Fee Bearing - Cape Town - 151027 - Metro Police and SAPS clamp down on public violence and protest action in Masiphumeleli after proesters obstructed Kommetjie Road with containers. Photographer: LEON KNIPE

Cape Town - Masiphumelele erupted in protest again on Monday night as residents pushed a container on to Kommetjie Road and then set it alight while police in riot gear faced off against a crowd of hundreds of angry people.

A tense calm hung over the area this morning and Kommetjie Road was reopened for traffic. Tyres were still burning inside Masiphumelele itself.

The unrest mounted on Monday after a local community leader appeared in court to face charges including murder as a result of previous alleged vigilante action.

Some residents expressed their opposition to the case against Lubabalo Wellem, 35, while others were worried that the unrest was preventing them from going to work, conducting business or sending their children to school this morning .

Mayco member for Safety and Security JP Smith described the situation as volatile.

“All role players (are) still in the area,” he said. “Businesses in Fish Eagle Park are currently closed due to protesters threatening to target that area.”

The police confirmed the uneasy calm. “The situation this morning in Masiphumelele can be described as quiet following a riotous situation on Monday night when police were needed to take action against a group of protesters,” said liaison officer Lieutenant Colonel Andre Traut.

“Damage was caused to the road surface which led to a road closure this morning. The Police members will remain on alert in the area to monitor the situation.”

A resident who wanted to be known as Khethiwe said: “I didn’t go to work today because the place I work at, which is very close to the community, has been closed down. And that means no work (and) no pay for us.”

She said: “It’s not only affecting us but our children can’t go to school and they have exams, it’s really getting out of hand now.”

Another resident, Msora, said the community wanted to get rid of drugs in the area. “(The drugs) result in crime. Crime is quite high here and we are tired. Police aren’t doing their job, which is why we are doing it for them.
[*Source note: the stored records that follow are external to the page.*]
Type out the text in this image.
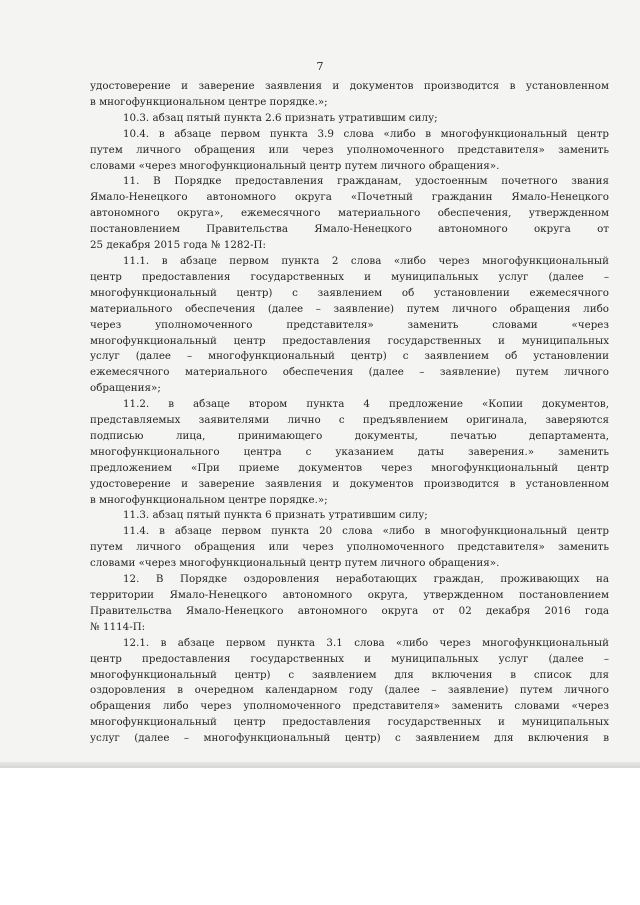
7
удостоверение и заверение заявления и документов производится в установленном
в многофункциональном центре порядке.»;
10.3. абзац пятый пункта 2.6 признать утратившим силу;
10.4. в абзаце первом пункта 3.9 слова «либо в многофункциональный центр
путем личного обращения или через уполномоченного представителя» заменить
словами «через многофункциональный центр путем личного обращения».
11. В Порядке предоставления гражданам, удостоенным почетного звания
Ямало-Ненецкого автономного округа «Почетный гражданин Ямало-Ненецкого
автономного округа», ежемесячного материального обеспечения, утвержденном
постановлением Правительства Ямало-Ненецкого автономного округа от
25 декабря 2015 года № 1282-П:
11.1. в абзаце первом пункта 2 слова «либо через многофункциональный
центр предоставления государственных и муниципальных услуг (далее –
многофункциональный центр) с заявлением об установлении ежемесячного
материального обеспечения (далее – заявление) путем личного обращения либо
через уполномоченного представителя» заменить словами «через
многофункциональный центр предоставления государственных и муниципальных
услуг (далее – многофункциональный центр) с заявлением об установлении
ежемесячного материального обеспечения (далее – заявление) путем личного
обращения»;
11.2. в абзаце втором пункта 4 предложение «Копии документов,
представляемых заявителями лично с предъявлением оригинала, заверяются
подписью лица, принимающего документы, печатью департамента,
многофункционального центра с указанием даты заверения.» заменить
предложением «При приеме документов через многофункциональный центр
удостоверение и заверение заявления и документов производится в установленном
в многофункциональном центре порядке.»;
11.3. абзац пятый пункта 6 признать утратившим силу;
11.4. в абзаце первом пункта 20 слова «либо в многофункциональный центр
путем личного обращения или через уполномоченного представителя» заменить
словами «через многофункциональный центр путем личного обращения».
12. В Порядке оздоровления неработающих граждан, проживающих на
территории Ямало-Ненецкого автономного округа, утвержденном постановлением
Правительства Ямало-Ненецкого автономного округа от 02 декабря 2016 года
№ 1114-П:
12.1. в абзаце первом пункта 3.1 слова «либо через многофункциональный
центр предоставления государственных и муниципальных услуг (далее –
многофункциональный центр) с заявлением для включения в список для
оздоровления в очередном календарном году (далее – заявление) путем личного
обращения либо через уполномоченного представителя» заменить словами «через
многофункциональный центр предоставления государственных и муниципальных
услуг (далее – многофункциональный центр) с заявлением для включения в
We even report every incident but nothing gets done.

“We won’t stop until we see that everything is normal.”

Business owner Trevor Bowker said the violence was affecting business.

“I’ve lost two days of production. And it’s affecting my staff as well because they can’t come to work. They get threatened.”

Much of the discontent in the township near Kommetjie has been ascribed to the arrest of a community leader on charges including murder as a result of alleged vigilante actions.

The tension mounted on Monday as community leader Lubabalo Wellem made his first appearance in the Simon’s Town Magistrate’s Court.

The protesting residents, a smaller group within the greater community, dragged a shipping container into the road and set it on fire on Monday night. Other residents said they were threatened.

Wellem appeared before magistrate Crystal McKenna and was remanded for a bail hearing on Friday.

Police in the area were on high alert after residents began gathering on Sunday night. There were calls for protests against Wellem’s detention.

National Prosecuting Authority spokesman Eric Ntabazalila said Wellem was appearing on charges, including murder, attempted murder, assault with intent to do grievous bodily harm and malicious damage to property.

Ntabazalila said it was Wellem’s first appearance and the matter was postponed for a bail application.

Meanwhile, residents say they do not understand the charges against Wellem.

In anticipation of Wellem’s bail hearing, residents of Masiphumelele raised R21 000.

Nontembiso Madikana said residents were unhappy with the outcome of Monday’s court proceedings.

She said: “Everyone was expecting him to be released on bail.

“We made a collection and were prepared to pay his bail.”

Madikana said Wellem was away for three weeks before he was apprehended by police.

“Lubabalo is a regular churchgoer. He motivates our children, but admittedly is very outspoken.”